Tüm gün süren ve üyesi olduğum dernekler ve yakın geçmişte yönetim kurullarında yer aldığım BASİFED Federasyonumuzun ve TÜRKONFED Konfederasyonumuzun ve İzmir Büyükşehir Belediyesi’nin birlikteliği ile gerçekleşen bu kongrede kadın hakları ve kadın politikaları anlamında
sorunların değil çözüm önerilerinin masaya yatırıldığı, ikinci yüzyıla ışık tutacak kongrede ekonomi gazetecilerinden, sendika başkanlarına, STK ve oda yöneticilerine kadar tüm katılımcılar, konuşmacılar, fikir ve projeleri ile ülkemiz ekonomisinin geleceğine dönük umutlarımızı yeniden yeşerttiler, bizleri kendi heyecanlarına ortak ettiler.
Sivil, şeffaf ve tam katılımcı bir girişim olarak tasarlanan İkinci Yüzyılın İktisat Kongresi, 15-21 Şubat 2023 tarihleri arasında yapılacak.

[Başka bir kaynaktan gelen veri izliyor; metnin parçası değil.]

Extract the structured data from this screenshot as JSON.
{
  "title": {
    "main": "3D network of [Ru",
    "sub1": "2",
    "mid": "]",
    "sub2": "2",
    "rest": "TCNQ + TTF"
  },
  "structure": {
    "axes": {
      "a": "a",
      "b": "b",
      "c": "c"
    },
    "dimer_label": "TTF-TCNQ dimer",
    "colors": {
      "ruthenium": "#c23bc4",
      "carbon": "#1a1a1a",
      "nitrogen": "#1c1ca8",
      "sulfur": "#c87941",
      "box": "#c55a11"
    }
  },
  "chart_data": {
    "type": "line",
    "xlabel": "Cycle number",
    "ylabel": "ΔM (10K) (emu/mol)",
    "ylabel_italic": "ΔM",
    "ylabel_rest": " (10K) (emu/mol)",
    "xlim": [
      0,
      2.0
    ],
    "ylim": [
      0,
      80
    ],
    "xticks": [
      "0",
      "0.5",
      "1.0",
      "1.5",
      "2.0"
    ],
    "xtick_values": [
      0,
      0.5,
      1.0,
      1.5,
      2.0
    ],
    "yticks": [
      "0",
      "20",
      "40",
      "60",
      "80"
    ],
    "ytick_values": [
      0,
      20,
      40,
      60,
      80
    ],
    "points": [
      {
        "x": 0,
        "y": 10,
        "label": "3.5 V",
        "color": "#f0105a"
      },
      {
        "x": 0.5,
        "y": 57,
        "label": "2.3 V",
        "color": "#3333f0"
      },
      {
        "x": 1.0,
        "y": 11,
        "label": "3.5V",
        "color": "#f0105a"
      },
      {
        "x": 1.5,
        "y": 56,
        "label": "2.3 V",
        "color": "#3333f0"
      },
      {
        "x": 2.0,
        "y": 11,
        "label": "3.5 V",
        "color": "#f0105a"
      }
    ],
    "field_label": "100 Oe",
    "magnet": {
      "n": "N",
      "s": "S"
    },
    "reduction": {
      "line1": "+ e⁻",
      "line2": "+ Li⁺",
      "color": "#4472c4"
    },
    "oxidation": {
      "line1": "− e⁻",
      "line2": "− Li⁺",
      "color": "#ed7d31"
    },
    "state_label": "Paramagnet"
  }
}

Kongrenin sonucunda yeni yüzyıla yön verecek politika önerileri tüm Türkiye ile paylaşılacak. Heyecanlıyız, umutluyuz.
Aslında bu yıl 2 İktisat Kongresi toplanıyor. Biri diğerinin rakibi/alternatifi değil birbirini destekler şekilde gerçekleşsin diye umut etmek istiyorum. Olmuyor.
Valiliğimizin Organize ettiği ve 1. Kongrenin gerçekleştiği yerde aslına benzer olarak yeniden yapılan binada tartışılacak fikir ve projeler, bildiriler ile belediyemizin gerçekleştireceği kongrelerin sonuçları keşke birlikte değerlendirilse ve uygulansa.
Binalar değil Fikirler, projeler taşıyacak güzel ülkemi aydınlık yarınlara
Voltaire’den bir alıntıyla tamamlayalım;
“Tarih, kralların generallerin çiftliği değil milletlerin tarlasıdır. Her millet geçmişte bu tarlaya ne ekmişse gelecekte onu biçer.”